Apakah besarnya solidaritas ini dampak dari gencarnya pemberitaan media massa? Tak dapat dipungkiri media massa mempunyai efek yang luar biasa. Berefek psikologis, emosi, dalam memunculkan satu perubahan. Betapa tidak bagi media elektronik gambar korban bencana yang
disajikan sangat bisa menggetarkan emosi seseorang.

Sementara media cetak bermain dengan kata-kata menggambarkan betapa sulitnya keadaan orang yang tertimpa musibah. Jika sudah begitu, ratusan juta bantuan pun mengalir deras dari berbagai pelosok. Namun disayangkan bantuan yang mengalir pun bukan tanpa tujuan. Tak sedikit bantuan yang berlabel kelompok tertentu, ormas, dan partai politik yang mencari simpati diatas penderitaan orang lain.

Wajar jika ada yang menyatakan sudah menjadi karakter parpol di negeri ini doyan berjualan politik meski di momen duka bencana. Untuk menyampaikan nama kelompok atau golongan
tertentu, bantuan tersebut akan disalurkan oleh masing-masing. Lembaga resmi bentukan pemerintah yang bertugas menyalurkan bantuan seperti Palang Merah Indonesia (PMI) pun tak dihiraukan.

Kelompok masa yang menyalurkan bantuan secara langsung jumlahnya tak sedikit. PMI memprediksi bantuan yang mengalir langsung 70 persen lebih banyak, sedangkan yang melalui PMI jauh sedikit hanya sekitar 30 persen. Divisi Pengembangan Sumber Daya PMI Pusat Indah Puspita mengatakan, sumbangan akan lebih mengalir pada saat kampanye partai politik tiba. "Waktu jebolnya Situ Gintung banyak bantuan dari partai," katanya kepada okezone baru-baru ini.

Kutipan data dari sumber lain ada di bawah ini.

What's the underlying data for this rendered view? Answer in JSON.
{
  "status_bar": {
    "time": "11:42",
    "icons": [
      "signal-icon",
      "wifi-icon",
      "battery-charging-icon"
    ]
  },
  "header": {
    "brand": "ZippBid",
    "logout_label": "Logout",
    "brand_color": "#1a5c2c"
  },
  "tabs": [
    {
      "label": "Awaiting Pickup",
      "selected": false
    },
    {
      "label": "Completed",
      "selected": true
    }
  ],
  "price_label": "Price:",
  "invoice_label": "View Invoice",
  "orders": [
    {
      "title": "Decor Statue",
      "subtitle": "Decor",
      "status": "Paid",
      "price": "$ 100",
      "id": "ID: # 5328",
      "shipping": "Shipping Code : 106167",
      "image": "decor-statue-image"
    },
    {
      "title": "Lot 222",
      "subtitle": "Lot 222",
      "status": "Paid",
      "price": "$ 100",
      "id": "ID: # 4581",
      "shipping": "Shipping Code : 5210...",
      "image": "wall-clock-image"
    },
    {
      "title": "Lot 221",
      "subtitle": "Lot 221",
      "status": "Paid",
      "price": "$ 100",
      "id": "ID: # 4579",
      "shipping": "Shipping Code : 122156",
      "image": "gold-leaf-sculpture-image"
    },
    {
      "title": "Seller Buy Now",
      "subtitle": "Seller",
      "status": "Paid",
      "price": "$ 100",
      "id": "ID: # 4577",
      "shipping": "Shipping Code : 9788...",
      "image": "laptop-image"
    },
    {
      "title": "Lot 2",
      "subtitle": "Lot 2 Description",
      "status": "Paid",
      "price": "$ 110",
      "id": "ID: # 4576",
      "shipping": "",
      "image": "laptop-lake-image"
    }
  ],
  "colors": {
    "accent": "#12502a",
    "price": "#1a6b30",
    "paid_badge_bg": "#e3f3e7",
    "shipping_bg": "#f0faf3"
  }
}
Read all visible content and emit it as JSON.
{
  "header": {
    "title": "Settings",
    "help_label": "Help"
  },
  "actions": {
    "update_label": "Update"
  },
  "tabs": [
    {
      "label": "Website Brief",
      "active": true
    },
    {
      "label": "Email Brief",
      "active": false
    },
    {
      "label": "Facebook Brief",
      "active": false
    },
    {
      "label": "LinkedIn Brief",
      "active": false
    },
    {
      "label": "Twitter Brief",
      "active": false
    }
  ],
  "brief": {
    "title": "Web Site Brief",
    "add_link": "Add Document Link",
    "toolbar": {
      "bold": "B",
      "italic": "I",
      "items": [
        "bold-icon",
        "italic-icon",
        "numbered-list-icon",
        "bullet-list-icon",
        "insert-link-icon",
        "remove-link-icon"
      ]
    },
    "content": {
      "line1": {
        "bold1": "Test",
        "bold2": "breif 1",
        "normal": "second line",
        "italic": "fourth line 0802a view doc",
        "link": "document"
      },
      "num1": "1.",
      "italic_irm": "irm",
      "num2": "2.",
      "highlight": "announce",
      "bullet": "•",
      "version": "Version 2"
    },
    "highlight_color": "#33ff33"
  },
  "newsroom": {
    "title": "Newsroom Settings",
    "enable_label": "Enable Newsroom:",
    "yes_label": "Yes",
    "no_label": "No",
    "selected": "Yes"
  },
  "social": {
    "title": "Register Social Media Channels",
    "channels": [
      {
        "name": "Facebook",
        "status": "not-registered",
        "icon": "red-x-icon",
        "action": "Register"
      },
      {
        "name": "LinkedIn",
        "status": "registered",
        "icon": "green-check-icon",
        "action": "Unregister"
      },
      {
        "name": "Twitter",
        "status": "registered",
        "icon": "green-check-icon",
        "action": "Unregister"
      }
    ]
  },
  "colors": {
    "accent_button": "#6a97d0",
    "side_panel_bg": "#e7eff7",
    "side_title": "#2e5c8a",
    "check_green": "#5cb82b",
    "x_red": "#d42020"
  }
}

Jumlah bantuan akan melonjak tajam pada saat bencana terjadi. Misalnya, bantuan untuk bencana tsunami Aceh yang melalui PMI sebanyak Rp5,7 triliun. Sangat berbeda sekali dibandingkan sebelum terjadi bencana yang tidak lebih dari Rp1 miliar.

Melihat fenomena ini, Indah mengatakan masyarakat belum terbiasa memberikan bantuan saat sebelum bencana terjadi. Hal itu dikarenakan kebisaan berderma (philanthropy) dari masyarakat masih terbilang kecil. "Padahal bantuan sebelum becana akan lebih baik, paling tidak sudah siap," katanya.

Sementara itu Ketua Dewan Dakwah Islamiyah Indonesia Syuhada Bahri mengingatkan agar masyarakat memberikan bantuan tanpa ada maksud tertentu. "LSM harus membenahi diri, memberikan bantuan harus ikhlas tanpa ada tujuan tertentu," katanya. Pemberian bantuan jangan hanya dilakukan pada saat bencana. Rasa saling membantu harus ditingkatkan karena dalam Islam tidak menyantuni orang miskin sama saja menistakan agama.